Cedric: I'm sorry, Mike, I hadn't read it either. I was just getting home from visiting Three Cool Old Guys when the roundtable was about to start. But they really did that?
Cedric: Then let me you and say, "And this is why the left sucks."
Mike: The Sammy Powers movement, I understand what Betty's saying and agree, but if you ask me, they're nothing but this centuries Carrie Nations. Samantha Powers, grab your axe.
Kat: That is a hilarious comparison.
Rebecca: We're all opposed to sending US troops into Darfur. Do we want to stay on this topic or move on?
Betty: Well, before we do, Guns and Butter, as Kat's noted, did a wonderful two part discussion on Darfur.
Kat: They actually did a show while I was gone, while I was in Ireland, as well. July 17th, I think. I haven't had a chance to listen to it yet but a lot of e-mails say I need to recommend that as well as the two-parter.
Cedric: And I want to back Mike up. Independent media should not be providing the same voice, Eric what's his name, that's all over the mainstream. There are independent journalists, have them on. Have on Keith Harmon Snow or Joshua Frank or . . . .
Betty: Sara Flounders. And it's Eric Reeves.
Cedric: Thank you.
Kat: And to be clear, Z-Net and others have covered this. This Sammy Powers craze is not representative of all of the left. I don't think it's representative of even most of the left. It's made up of a lot of evangical right wingers which is why I find the Carrie Nations comparison so humorus.
Rebecca: Okay, now we're turning to The New Yorker. See, I really did make a list of topics. The August 28th issue had two features that I thought somebody might want to comment on. For the record, I hated them both. First up, George Saunders "Proclamation." In this piece, Saunders attempt to comment on Iran with humor and to do so from the perspective of their president Mahmoud Ahmadinejad.
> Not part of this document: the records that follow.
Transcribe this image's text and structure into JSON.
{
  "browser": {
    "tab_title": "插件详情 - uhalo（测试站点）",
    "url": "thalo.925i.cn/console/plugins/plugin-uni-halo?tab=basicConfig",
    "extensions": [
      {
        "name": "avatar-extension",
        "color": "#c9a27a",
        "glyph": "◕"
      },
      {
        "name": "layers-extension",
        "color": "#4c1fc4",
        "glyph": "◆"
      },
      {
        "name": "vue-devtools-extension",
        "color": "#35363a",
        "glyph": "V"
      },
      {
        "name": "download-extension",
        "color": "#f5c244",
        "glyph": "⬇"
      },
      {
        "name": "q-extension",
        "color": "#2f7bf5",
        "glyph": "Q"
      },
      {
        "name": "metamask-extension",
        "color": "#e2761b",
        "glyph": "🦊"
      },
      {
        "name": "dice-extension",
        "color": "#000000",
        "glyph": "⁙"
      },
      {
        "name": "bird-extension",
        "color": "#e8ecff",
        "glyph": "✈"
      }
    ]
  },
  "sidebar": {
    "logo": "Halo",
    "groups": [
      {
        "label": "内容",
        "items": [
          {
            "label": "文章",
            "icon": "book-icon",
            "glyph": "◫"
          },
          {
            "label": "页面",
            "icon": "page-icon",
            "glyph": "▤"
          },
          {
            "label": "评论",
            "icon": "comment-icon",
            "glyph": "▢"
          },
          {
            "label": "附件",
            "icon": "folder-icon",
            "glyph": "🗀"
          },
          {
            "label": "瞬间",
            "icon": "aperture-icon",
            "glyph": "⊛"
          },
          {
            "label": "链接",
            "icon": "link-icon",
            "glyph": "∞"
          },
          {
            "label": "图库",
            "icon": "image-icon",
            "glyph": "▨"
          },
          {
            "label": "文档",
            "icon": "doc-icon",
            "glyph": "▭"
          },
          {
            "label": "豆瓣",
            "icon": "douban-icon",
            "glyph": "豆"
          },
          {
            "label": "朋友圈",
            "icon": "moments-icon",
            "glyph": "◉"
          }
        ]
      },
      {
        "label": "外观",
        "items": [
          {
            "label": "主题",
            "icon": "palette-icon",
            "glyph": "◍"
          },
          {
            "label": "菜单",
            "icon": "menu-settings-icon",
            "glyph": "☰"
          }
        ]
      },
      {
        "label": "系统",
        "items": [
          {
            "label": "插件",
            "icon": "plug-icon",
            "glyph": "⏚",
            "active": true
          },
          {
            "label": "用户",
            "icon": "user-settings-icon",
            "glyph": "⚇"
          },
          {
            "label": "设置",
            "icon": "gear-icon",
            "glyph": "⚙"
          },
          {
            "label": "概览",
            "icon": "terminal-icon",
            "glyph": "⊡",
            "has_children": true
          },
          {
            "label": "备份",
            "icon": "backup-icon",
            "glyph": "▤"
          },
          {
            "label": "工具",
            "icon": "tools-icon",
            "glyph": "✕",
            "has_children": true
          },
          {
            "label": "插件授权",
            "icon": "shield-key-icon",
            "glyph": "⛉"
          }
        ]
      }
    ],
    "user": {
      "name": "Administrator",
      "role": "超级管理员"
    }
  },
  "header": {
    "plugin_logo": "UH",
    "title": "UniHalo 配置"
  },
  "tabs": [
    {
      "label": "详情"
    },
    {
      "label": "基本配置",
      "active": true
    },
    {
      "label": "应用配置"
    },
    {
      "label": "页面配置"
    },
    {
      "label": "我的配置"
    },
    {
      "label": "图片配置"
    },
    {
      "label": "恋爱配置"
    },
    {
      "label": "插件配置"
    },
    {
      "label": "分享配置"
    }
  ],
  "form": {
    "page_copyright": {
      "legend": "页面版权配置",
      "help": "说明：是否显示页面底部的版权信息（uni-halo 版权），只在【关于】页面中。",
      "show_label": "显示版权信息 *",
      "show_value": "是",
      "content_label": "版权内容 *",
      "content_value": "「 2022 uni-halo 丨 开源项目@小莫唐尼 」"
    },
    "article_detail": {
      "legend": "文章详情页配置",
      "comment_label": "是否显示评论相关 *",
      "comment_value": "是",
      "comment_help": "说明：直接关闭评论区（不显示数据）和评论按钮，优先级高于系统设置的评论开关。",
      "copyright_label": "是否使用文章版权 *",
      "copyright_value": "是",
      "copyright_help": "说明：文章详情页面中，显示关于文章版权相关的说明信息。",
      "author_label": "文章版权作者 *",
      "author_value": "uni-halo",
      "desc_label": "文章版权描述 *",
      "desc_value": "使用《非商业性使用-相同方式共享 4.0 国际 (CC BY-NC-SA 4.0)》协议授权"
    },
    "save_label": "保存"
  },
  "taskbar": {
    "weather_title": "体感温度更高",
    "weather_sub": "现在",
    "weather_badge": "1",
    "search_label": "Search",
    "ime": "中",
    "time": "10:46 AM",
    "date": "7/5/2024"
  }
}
Kat: I know that article. I picked up the issue at C.I.'s. Did you want to comment on it?
C.I.: No, you go.
Kat: I just found it offensive. It's supposed to be making fun of the president but I felt like it made fun of Iranians, made fun of people who didn't speak English, go down the list. I found it insulting, not funny and thought, "Oh look, The New Yorker's doing 'shit' jokes now. And using the word 'shit.'" This probably can't go up at The Common Ills now.
C.I.: It was already iffy. It'll go up at the mirror site.
Rebecca: Well I agree. It just seemed so pompous, so ha-ha, let me make fun of how the foreigners talk. I wouldn't have cared if the president was a fool, any president of any country, but that really did seem to treat Iranians as backwater, undeveloped, unthinking, simple-minded fools. I found it very offensive too. Anyone else?
Mike: I don't read the magazine unless Seymour Hersh or Jane Mayer have an article in it.
Rebecca: Then you can't comment on the next article, also from that issue, Malcolm Gladwell's "The Risk Pool." Anybody?
Ava: I actually read that because Jess was outraged by it. I was as well. We're in a crisis. I love how we're always in a crisis. But Gladwell tells you we're in a health care crisis and a pension crisis and he pins it on the fact that, he says, there are more retirees than workers. Didn't Paul Krugman already tackle that myth and disprove it? More importantly, people didn't go from 31 to retirement age. Big business doesn't need bail outs, they need to be asked what they were doing all those years when they should have been preparing for retirements. People pay into pensions. Where did the money go? I know where it went, it went to stock points and bonuses. Gladwell wants to act as though the number of people hitting retirement age was an unknown. It was a known, it could be calculated and planned for. If the same companies, he focuses on GM, had forecast so poorly regarding a product, Wall Street would be up in arms. Instead, what you get is, "These things happen and the population bulge is so big" and wah, wah, wah. The bulge was big when those workers started, the bulge was big when those workers were ten years away from retirement. To ignore the bulge was bad planning on the part of big business unless the plan all along was to deny promised benefits.
Cedric: I wish I'd read the article because I'm sitting here nodding along with everything Ava's saying.
Kat: No. I read the Saunders thing mistakenly thinking it would be funny. I was so disgusted with it, I had no interest in the rest of the issue.
Rebecca: Okay, we're turning to The Progressive. Ava wanted one thing put on here. Ava?
Ava: I just wanted to say that while I appreciated what Luis J. Rodriquez was saying, he overlooks a perceived threat and if the immigration rights movement is going to confront the obstacles being put in front of the movement, then what people see as threats need to be noted.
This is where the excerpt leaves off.